Napkin Math at Work
I am about four months into my journey at Spring Health and it’s been a great learning experience thus far! Besides learning the ins-and-outs of Rails, a coworker and I have set up a load testing environment and utilized this to bring forth a few notable perf wins. Those stories are worthy of the official Spring Health Engineering Blog… stay tuned!
However, here’s a sneak peak.
Ice hockey is a rather complex sport. Towards the end of my >15 year “career” playing ice hockey, I became a penalty kill specialist; I specialized in ensuring my team did not give up a goal when playing down a man (or two).
keep your head on a swivel
Knowing where everyone was in relation to the player with the puck, or keeping your head on a swivel, while deducing the opposing team’s system (Brad on defense, the middle of the umbrella powerplay system, always turns up the shot while Pete, the top goal scorer, keeps trying to sneak back door) required a great sense of situational awareness.
At risk of sounding cheesy, I’ve found killing penalties fairly analogous to developing a performance engineering mindset. Both require proper observability practices (head on a swivel… or Datadog). Both require an understanding of what’s typical (Brad never shoots… customers traffic load follows the business day). Both require a mental model of the system (three man high umbrella… frontend react, backend a combination of queues, databases, servers, etc.). And finally, both require some basic stats (on the penalty kill we will always be outnumbered… 5 million requests taking 100ms across 10 containers, etc., etc., etc.).
Some Basic Stats
Yes, basic with a capital B. Basic stats and napkin math go a long way. Unconvinced? Consider the following…
Let’s say a company expects to process 100 million records next week. Since this is a fairly expensive job, they do it in batched tasks using separate resources from their production environment. You observe that, as is, the processing takes so long that it will still be in progress as the next batch of records come the following week.
Let’s add some more context.
100 million records 1 task/container at a time 100 records/task 4 containers (4 cores each) 400ms per processing per record
Thus, we can quickly guestimate how long processing currently takes.
1 million tasks = 100 million records / 100 batch size 250,000 concurrently executing tasks = 1 million / 4 containers 40 sec = 400ms * 100 batch size 10,000,000 sec = 40 sec/task * 250,000 tasks ~16.5 weeks = 10,000,000 sec / (60 * 60 * 24 * 7)
Putting on your thinking cap, you dig in to the data your APM presents and discover the following:
- each separate record spends 175ms of processing time encrypting unused data
- during processing, we batch 100 records at a time into a task, where each container can only execute one task at a time and each task is not that computationally expensive
Is it worth the time to implement the possible changes we discovered above?
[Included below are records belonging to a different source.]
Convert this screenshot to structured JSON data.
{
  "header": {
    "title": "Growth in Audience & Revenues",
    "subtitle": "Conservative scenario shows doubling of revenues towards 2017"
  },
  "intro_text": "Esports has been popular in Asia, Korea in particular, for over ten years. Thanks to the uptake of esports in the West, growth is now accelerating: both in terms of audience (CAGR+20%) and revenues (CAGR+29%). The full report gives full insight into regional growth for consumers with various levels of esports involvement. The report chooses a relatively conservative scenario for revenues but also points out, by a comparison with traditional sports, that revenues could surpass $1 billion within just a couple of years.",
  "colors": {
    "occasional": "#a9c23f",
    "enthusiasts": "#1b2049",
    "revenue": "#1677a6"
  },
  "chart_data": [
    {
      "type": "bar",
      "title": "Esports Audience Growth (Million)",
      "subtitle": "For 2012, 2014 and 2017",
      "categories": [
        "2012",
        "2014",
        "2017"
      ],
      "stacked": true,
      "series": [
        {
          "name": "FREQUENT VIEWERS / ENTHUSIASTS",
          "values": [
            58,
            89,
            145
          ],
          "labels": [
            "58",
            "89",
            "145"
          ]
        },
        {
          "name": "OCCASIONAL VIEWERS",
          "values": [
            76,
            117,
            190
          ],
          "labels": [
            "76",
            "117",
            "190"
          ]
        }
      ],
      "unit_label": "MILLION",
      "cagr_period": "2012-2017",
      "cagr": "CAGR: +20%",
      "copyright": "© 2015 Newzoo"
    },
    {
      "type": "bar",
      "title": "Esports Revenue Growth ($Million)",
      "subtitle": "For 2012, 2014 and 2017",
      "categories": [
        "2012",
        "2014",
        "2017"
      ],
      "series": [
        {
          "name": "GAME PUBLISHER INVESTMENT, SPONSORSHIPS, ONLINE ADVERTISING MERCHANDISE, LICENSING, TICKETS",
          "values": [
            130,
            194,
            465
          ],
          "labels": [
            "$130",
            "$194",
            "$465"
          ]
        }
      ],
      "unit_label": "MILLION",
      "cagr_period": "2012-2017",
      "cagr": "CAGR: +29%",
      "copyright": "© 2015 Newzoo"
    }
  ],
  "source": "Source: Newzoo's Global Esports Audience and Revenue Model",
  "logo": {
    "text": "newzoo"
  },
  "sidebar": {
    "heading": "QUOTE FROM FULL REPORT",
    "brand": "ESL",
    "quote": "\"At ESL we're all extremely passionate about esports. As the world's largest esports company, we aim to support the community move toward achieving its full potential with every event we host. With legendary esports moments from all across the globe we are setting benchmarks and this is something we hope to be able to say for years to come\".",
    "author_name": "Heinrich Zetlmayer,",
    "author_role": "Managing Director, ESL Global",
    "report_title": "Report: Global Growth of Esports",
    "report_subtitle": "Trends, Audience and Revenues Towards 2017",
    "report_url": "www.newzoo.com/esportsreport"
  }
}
Since we don’t need to encrypt the useless data, let’s cut that (and on a closer look, we actually encrypt two useless fields, so let’s cut both of those!!). The time to process a single record is now only 50ms! Furthermore, since each task is independent and computationally cheap, let’s reconfigure our cloud cpu resources to 16 containers, 1 core each.
With this, let’s redo our math.
1 million tasks = 100 million / 100 batch size 62,500 concurrently executing tasks = 1 million / 16 containers 50 sec = 50ms * 100 batch size 312,000 sec = 5 sec/task * 62,500 tasks ~0.5 weeks = 312,500 sec / (60 * 60 * 24 * 7)
Not only do these minimal changes sound trivial to implement, it’s clearly worth our time. With just a bit of research and kindergarten level mathematics, we’ve made a broken process much cheaper, efficient, and bottomline… feasible.
Napkin math is an art - it requires knowing what’s important and what you can gloss over. Used effectively, it’s a great tool for determining potential performance wins, ballparking future server traffic load, and quickly checking someone else’s numbers. For me, it’s be helpful in justifying how I spend my free cycles at Spring; it’s a very quick way to determine the biggest bang for your buck!